Now that we know what selling is, we cannot rationally deny that selling is an essential for all lawyers.  Selling should not be the preserve of partners. Even associates should also make effort to sell. For instance, they need to sell themselves to the partners for promotion. Associates also have a duty to sell the overall image of the firm to the outside world. Indeed, even pupils have business selling themselves and the law firm! Every lawyer would be well advised to involve his paralegal staff in selling the firm by ensuring they project the right image and competence to the target market.


It is hard to see why selling would be prohibited by the law. And, thank God, Kenyan lawyers are not, at all, forbidden to sell their services! However, there are regulations to ensure that lawyers conduct themselves with decorum while selling their services to clients. And that is a good thing!


The question, thus, becomes how lawyers should sell their services to achieve maximum results. The answer is simple. Sell solutions not practice areas.


As Chuck Newton in the title of his illuminating article asserts, stop selling your practice area and start selling results! Whenever the opportunity presents itself to explain what you do to a prospective client, focus on what your services deliver to clients rather than explaining the dry process that is entailed in a given practice area.


Here is the difference. A lawyer selling practice areas focuses on his specialization. Chuck in the above article gives the following example of a pitch by a family lawyer erroneously selling his services "Hi, I'm Joe and I'm a family lawyer. I handle divorces for clients."  Rightly, Chuck asserts:


"The problem is that people generally do not want to file bankruptcy, or pay for a will, or file for divorce, or sue an insurance company.  Most people think of a lawyer like a mortician.  A mortician maybe a necessary evil, but you do not want to hire one.  That is what you do when your emphasis is focused on the selling the label of your practice area."


In contrast to the above, a lawyer selling the results of his services to clients explains how his services make a difference to the client's life. In so doing, he subtly helps justifies why it is necessary for the client to hire him. Such a lawyer also avoids confusing the client. A conversation about results is possible in ordinary language.

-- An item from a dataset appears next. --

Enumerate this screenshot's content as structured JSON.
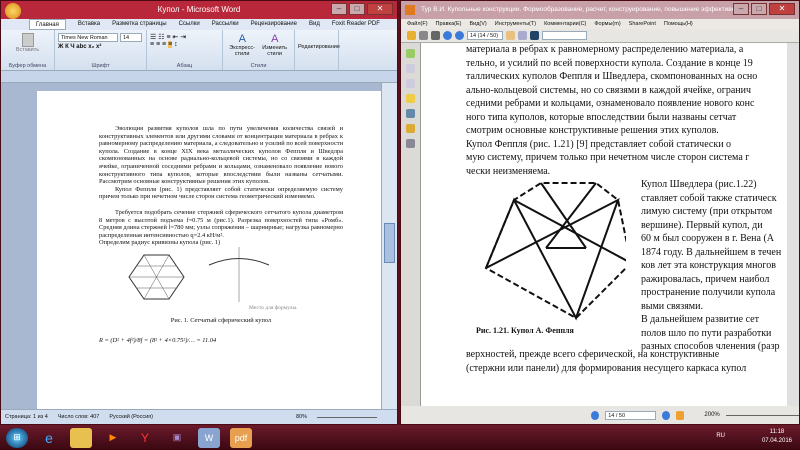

For example, a real estate lawyer selling results will avoid focusing her conversation with a prospective client on what she does e.g. drawing land sale agreements and transfers. Rather, she will highlight how her services help the clients attain the dream of acquiring their own homes. 

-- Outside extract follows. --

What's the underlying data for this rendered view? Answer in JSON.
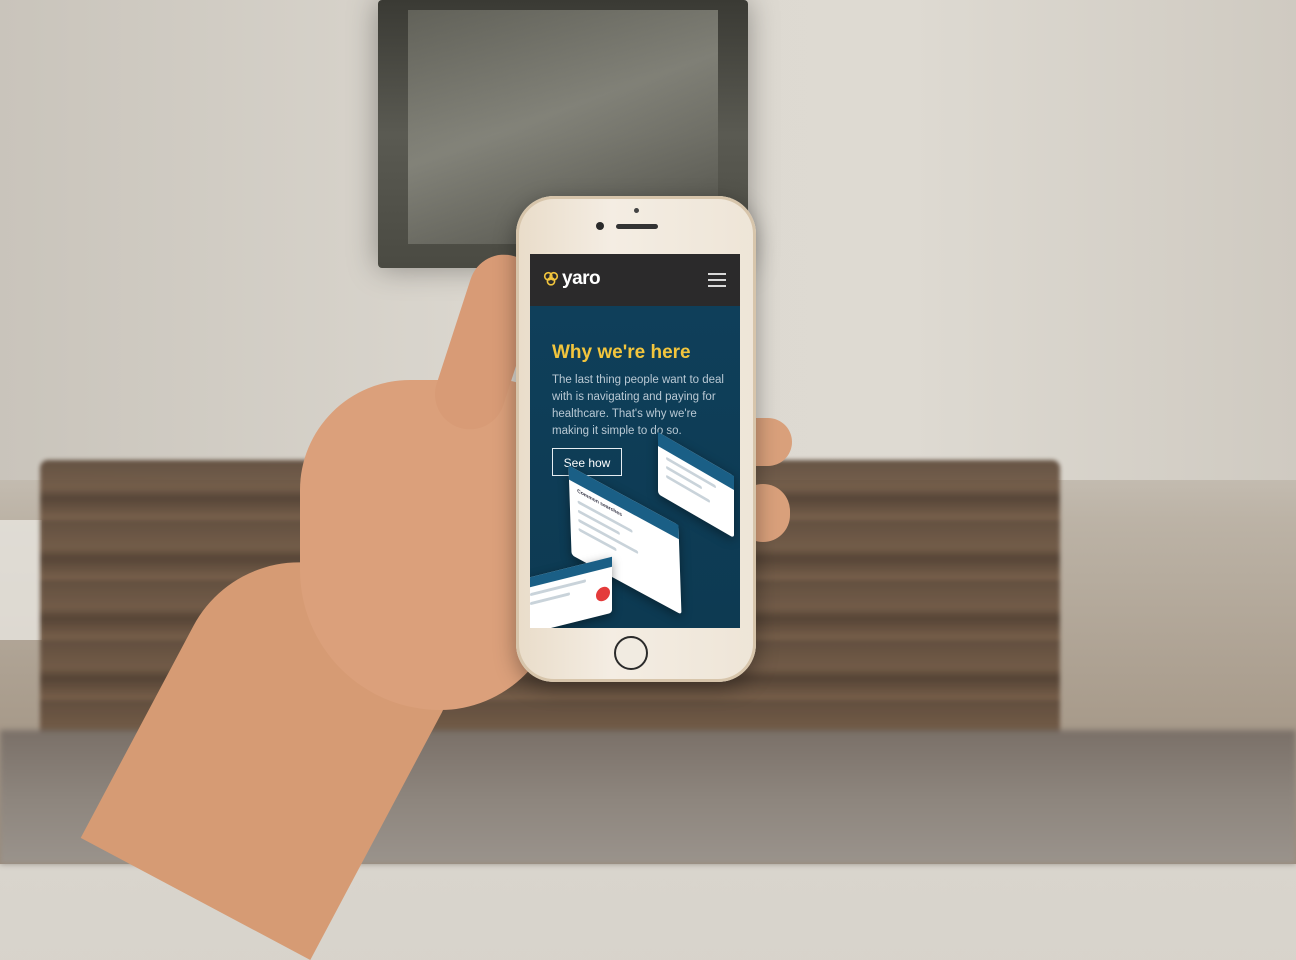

It is just like the story of the stone masons. A lawyer selling practice areas is like the mason who saw his work as just joining stones together to make a wall. The truth is you joined the legal profession to make a difference in people's lives and not to merely file suit papers. A lawyer selling his results is like the mason who beamed with a smile and declared that his job entailed helping put up cathedrals.


Selling results for lawyers is, simply, focusing on the life solutions you deliver to your clients. Start selling your legal services the right way without further ado!